[SERVER-65658] Remove unnecessary null byte from columnar storage format Created: 14/Apr/22 Updated: 24/Jan/23 Resolved: 24/Jan/23 |
|
| Status: | Closed |
| Project: | Core Server |
| Component/s: | None |
| Affects Version/s: | None |
| Fix Version/s: | None |
| Type: | Task | Priority: | Major - P3 |
| Reporter: | Ian Boros | Assignee: | Backlog - Query Execution |
| Resolution: | Won't Do | Votes: | 0 |
| Labels: | None | ||
| Remaining Estimate: | Not Specified | ||
| Time Spent: | Not Specified | ||
| Original Estimate: | Not Specified | ||
| Assigned Teams: |
Query Execution
|
| Sprint: | QE 2022-09-19 |
| Participants: |
| Description |
|
For certain values in the columnar index, we store a BSONElement with an empty field name directly. The overhead of this empty field name is one byte (for the null terminator).
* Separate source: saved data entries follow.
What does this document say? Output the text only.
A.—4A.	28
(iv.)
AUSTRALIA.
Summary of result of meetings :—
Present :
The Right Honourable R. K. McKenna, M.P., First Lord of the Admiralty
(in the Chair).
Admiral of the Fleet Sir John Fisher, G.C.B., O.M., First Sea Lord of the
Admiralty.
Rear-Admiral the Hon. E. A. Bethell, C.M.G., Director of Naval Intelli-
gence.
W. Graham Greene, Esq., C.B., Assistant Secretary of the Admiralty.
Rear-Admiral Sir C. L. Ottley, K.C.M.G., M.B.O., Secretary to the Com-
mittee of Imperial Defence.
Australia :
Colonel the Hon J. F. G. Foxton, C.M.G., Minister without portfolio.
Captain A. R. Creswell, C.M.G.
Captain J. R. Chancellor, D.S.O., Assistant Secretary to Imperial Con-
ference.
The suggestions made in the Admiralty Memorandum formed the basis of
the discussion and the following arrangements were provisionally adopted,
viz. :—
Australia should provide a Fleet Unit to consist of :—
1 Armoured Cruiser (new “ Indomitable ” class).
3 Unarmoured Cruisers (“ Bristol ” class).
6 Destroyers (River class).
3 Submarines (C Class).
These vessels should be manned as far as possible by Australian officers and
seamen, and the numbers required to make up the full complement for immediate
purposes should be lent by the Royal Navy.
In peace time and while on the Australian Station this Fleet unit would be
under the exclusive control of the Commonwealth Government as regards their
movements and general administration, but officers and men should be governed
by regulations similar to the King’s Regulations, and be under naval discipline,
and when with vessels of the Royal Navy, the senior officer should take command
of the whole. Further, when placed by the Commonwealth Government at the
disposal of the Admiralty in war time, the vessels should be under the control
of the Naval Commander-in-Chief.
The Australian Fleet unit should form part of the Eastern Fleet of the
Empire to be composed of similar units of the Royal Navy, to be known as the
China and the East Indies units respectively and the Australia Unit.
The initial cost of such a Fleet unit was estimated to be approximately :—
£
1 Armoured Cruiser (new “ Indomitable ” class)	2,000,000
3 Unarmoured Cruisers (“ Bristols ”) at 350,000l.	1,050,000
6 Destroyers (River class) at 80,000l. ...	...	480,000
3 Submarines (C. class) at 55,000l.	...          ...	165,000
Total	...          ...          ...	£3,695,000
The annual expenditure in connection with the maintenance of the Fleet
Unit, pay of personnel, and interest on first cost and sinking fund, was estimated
There's no reason for us to store this null byte once per value, and for the case where many values are numeric/scalar, the space savings could be 10-20%. |
| Comments |
| Comment by Ian Boros [ 24/Jan/23 ] |
|
We decided the improvement here would not be worth it. |
| Comment by Charlie Swanson [ 01/Sep/22 ] |
|
I believe this byte is coming from here on the encoding side: https://github.com/mongodb/mongo/blob/04ea05b120dfbecccb01cf1d1363f25d9164abaf/src/mongo/db/index/column_cell.cpp#L164-L168. I think the decoding logic is this part: https://github.com/mongodb/mongo/blob/04ea05b120dfbecccb01cf1d1363f25d9164abaf/src/mongo/db/storage/column_store.h#L500-L507. Unfortunately, the size of the index is not yet implemented yet (see https://github.com/mongodb/mongo/blob/04ea05b120dfbecccb01cf1d1363f25d9164abaf/src/mongo/db/storage/wiredtiger/wiredtiger_column_store.cpp#L428-L440), so it may be hard to quantify the impact of this. We could consider reviving the code that was there in the POC branch and resolving that TODO as part of this ticket: https://github.com/10gen/mongo/blob/fc24ae382632fd385c325ce72c01376b70d3d966/src/mongo/db/storage/wiredtiger/wiredtiger_column_store.cpp#L551-L597 I'm not sure if the code will have to change at all or much from what was in the POC branch. It looks pretty reasonable to me at first glance, but someone from the server storage execution team may know if that code is appropriate. |